A pipe bomb was found in the van, FBI agent Gregory Ehrie said.
The drawn-out battle with police filled the streets with the sound of high-powered rifle fire and turned the city into what looked like a war zone, with SWAT officers in full tactical gear swarming the neighborhood. The attackers were killed in the shootout with police.
A fourth bystander was shot at the store when the attackers burst in, but escaped, Grewal said. His name was not released.
Chabad Rabbi Moshe Schapiro said he spoke with the survivor at a hospital. "He said the guy next to him fell to the ground," Schapiro said. "He suffered two gunshot wounds but managed to run out of the store and climb over fences."
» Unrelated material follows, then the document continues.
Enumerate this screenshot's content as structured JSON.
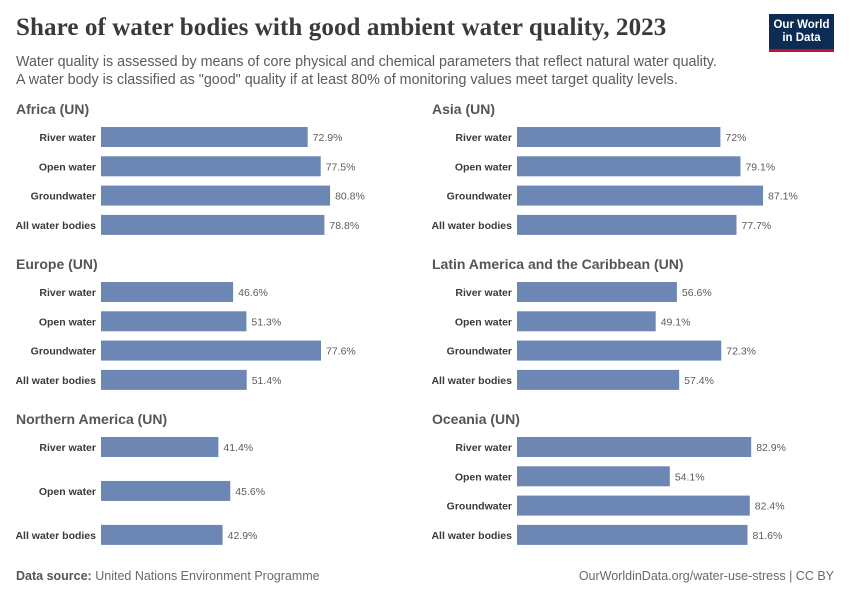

The kosher grocery is a central fixture in a growing community of Orthodox Jews who have been moving to Jersey City in recent years and settling in what was a mostly black section of Jersey City, causing some resentment.
Mordechai Rubin, a member of the local Jewish emergency medical services, said the small Jewish community has grown over the past three or four years, made up mostly of people from Brooklyn seeking a "nicer, quieter" and more affordable place to live. Next to the store is a synagogue with a school and day care center where 40 students were present at the time of the shooting, he said.
"It's unfortunate what happened, but we don't even want to think about what would have happened if they made their way up to the day care or to the synagogue," he said.